— Ну, а касательно содержания?
— Жизнь в Петербурге мне совсем незнакома, и я ничего не могу вам сообщить положительного об этом деле.
Потом рассказав мне несколько о своей хирургической деятельности в Грейфсвальде, Мандт раскланялся и ушел.
Не прошло и года с тех пор, как я неожиданно для меня встречаю Мандта за обедом у аптекаря Штрауха (брата доктора Штрауха). Мандт познакомил меня с своею красивою женою, быв уже объявлен лейб — медиком ее высочества великой княгини Елены Павловны, и за обедом, сидя возле меня, имел бесстыдство сказать во всеуслышание, что врачи в России гонятся за чинами; о своей записной книжечке он уже забыл, о нашем знакомстве в Dorotheen Strasse ни слова.

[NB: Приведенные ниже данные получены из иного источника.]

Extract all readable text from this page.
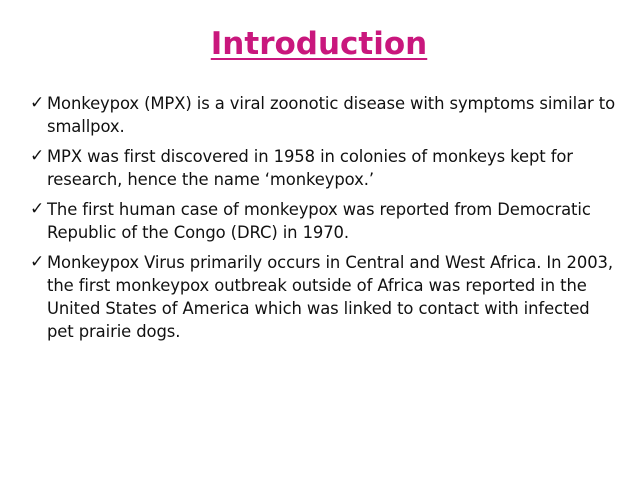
Introduction
✓ Monkeypox (MPX) is a viral zoonotic disease with symptoms similar to smallpox.
✓ MPX was first discovered in 1958 in colonies of monkeys kept for research, hence the name ‘monkeypox.’
✓ The first human case of monkeypox was reported from Democratic Republic of the Congo (DRC) in 1970.
✓ Monkeypox Virus primarily occurs in Central and West Africa. In 2003, the first monkeypox outbreak outside of Africa was reported in the United States of America which was linked to contact with infected pet prairie dogs.
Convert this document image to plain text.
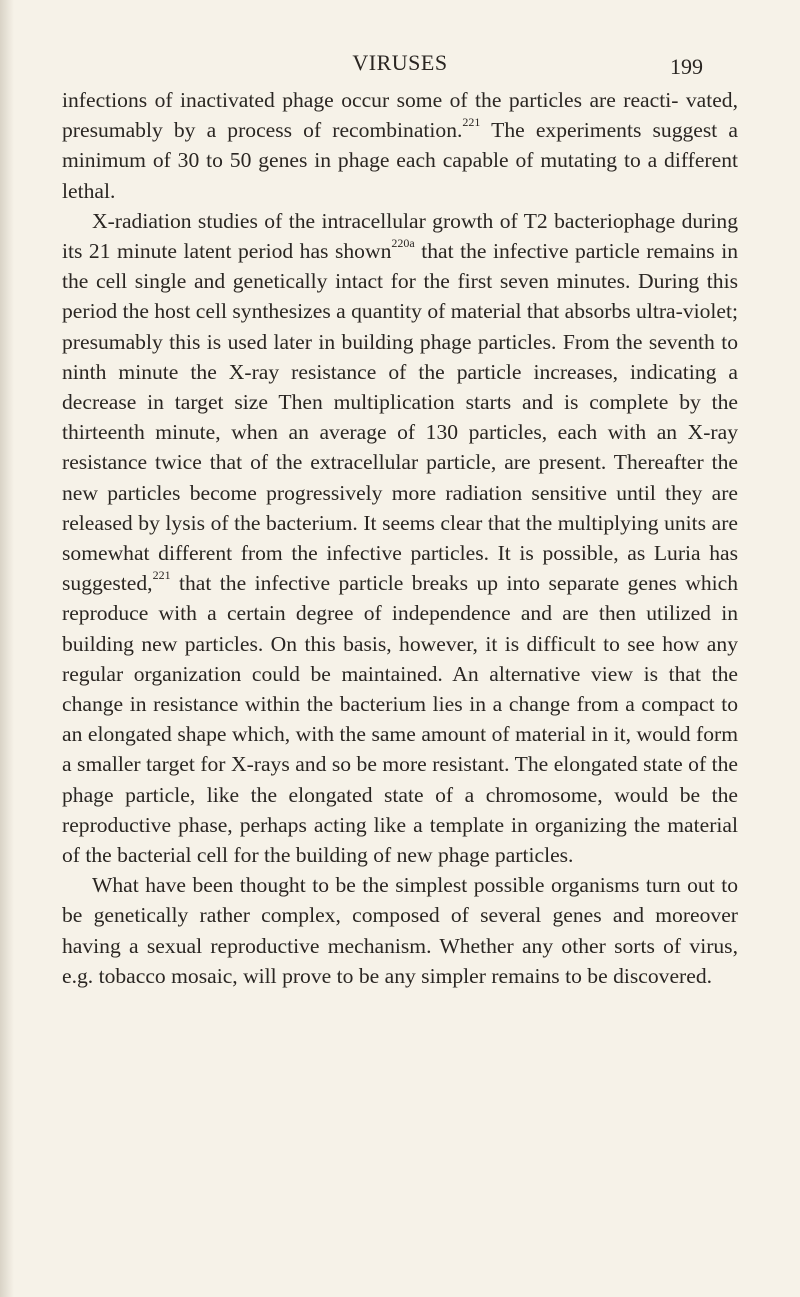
VIRUSES	199

infections of inactivated phage occur some of the particles are reacti- vated, presumably by a process of recombination.$^{221}$ The experiments suggest a minimum of 30 to 50 genes in phage each capable of mutating to a different lethal.

X-radiation studies of the intracellular growth of T2 bacteriophage during its 21 minute latent period has shown$^{220a}$ that the infective particle remains in the cell single and genetically intact for the first seven minutes. During this period the host cell synthesizes a quantity of material that absorbs ultra-violet; presumably this is used later in building phage particles. From the seventh to ninth minute the X-ray resistance of the particle increases, indicating a decrease in target size Then multiplication starts and is complete by the thirteenth minute, when an average of 130 particles, each with an X-ray resistance twice that of the extracellular particle, are present. Thereafter the new particles become progressively more radiation sensitive until they are released by lysis of the bacterium. It seems clear that the multiplying units are somewhat different from the infective particles. It is possible, as Luria has suggested,$^{221}$ that the infective particle breaks up into separate genes which reproduce with a certain degree of independence and are then utilized in building new particles. On this basis, however, it is difficult to see how any regular organization could be maintained. An alternative view is that the change in resistance within the bacterium lies in a change from a compact to an elongated shape which, with the same amount of material in it, would form a smaller target for X-rays and so be more resistant. The elongated state of the phage particle, like the elongated state of a chromosome, would be the reproductive phase, perhaps acting like a template in organizing the material of the bacterial cell for the building of new phage particles.

What have been thought to be the simplest possible organisms turn out to be genetically rather complex, composed of several genes and moreover having a sexual reproductive mechanism. Whether any other sorts of virus, e.g. tobacco mosaic, will prove to be any simpler remains to be discovered.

— Представьте, — разглагольствовал он за обедом, — я сегодня приезжаю к доктору Арендту, спрашиваю у швейцара, дома ли доктор, а он мне в ответ: «Генерала нет дома». Ха, ха, ха, генерала!
Скоро после того о подвигах Мандта узнал Петербург. Еще не раз придется говорить и об этой, впрочем, недюжинной личности.
Н.Ф.Арендт был человек другого разбора. Образование Арендта было весьма недалекое. Он, кроме Медико — хирургической академии еще павловских времен, не посещал никакого другого высшего научно — медицинского учреждения; почтительный, но как немец (собственно финляндец) нелюбимый вздорным баронетом Виллье, молодой Арендт прокладывал сам себе дорогу на военно — медицинском поприще, во времена наполеоновских войн в России, 1812–1814 гг. В молодости и средних летах он был предприимчивым и смелым хирургом, но искусство его, не основанное на прочном анатомическом базисе, не выдерживало борьбы с временем.
Стремления не научного свойства еще задолго до старости взяли верх, и во время моего пребывания в Петербурге Н.Ф.Арендта уже никак нельзя было назвать научным деятелем. Это был очень занятый практик, действовавший на лету и любимый за доброту души. Что касается до меня, то я ни тогда, ни после ни разу не слыхал от Н.Ф.Арендта научно дельного совета при постели больного.
Надворного советника (нем.).
По всему видно было, что Арендт не получил серьезного научного образования, и мысль всегда оставалась на поверхности. Иной раз, видя его действия при постели больных и выслушав несколько его мнений, невольно приходило в голову, что Арендт есть представитель врачебного легкомыслия.
Когда я был ему представлен в первый раз в Обуховской больнице, то он пользовался еще доверием государя как лейб — медик.
Известно было, что этого доверия Арендт достиг кровопусканием, но недостаточно был хитер и пронырлив, чтобы удержать до конца нравственную власть в своих руках. Мандт показал всем лейб — медикам, как они должны поступать, чтобы иметь прочное и мощное влияние на коронованных пациентов и их царедворцев.
В Петербурге, как и в Риге, госпитальные врачи при первом же нашем знакомстве изъявили желание выслушать у меня курс хирургической анатомии. Наука эта у нас и в Германии, была еще так нова, что многие из врачей не знали даже ее названия.
— Что это такое хирургическая анатомия? — спрашивает один старый профессор Медико — хирургической академии своего коллегу, — никогда — с не слыхал — с, не знаю — с.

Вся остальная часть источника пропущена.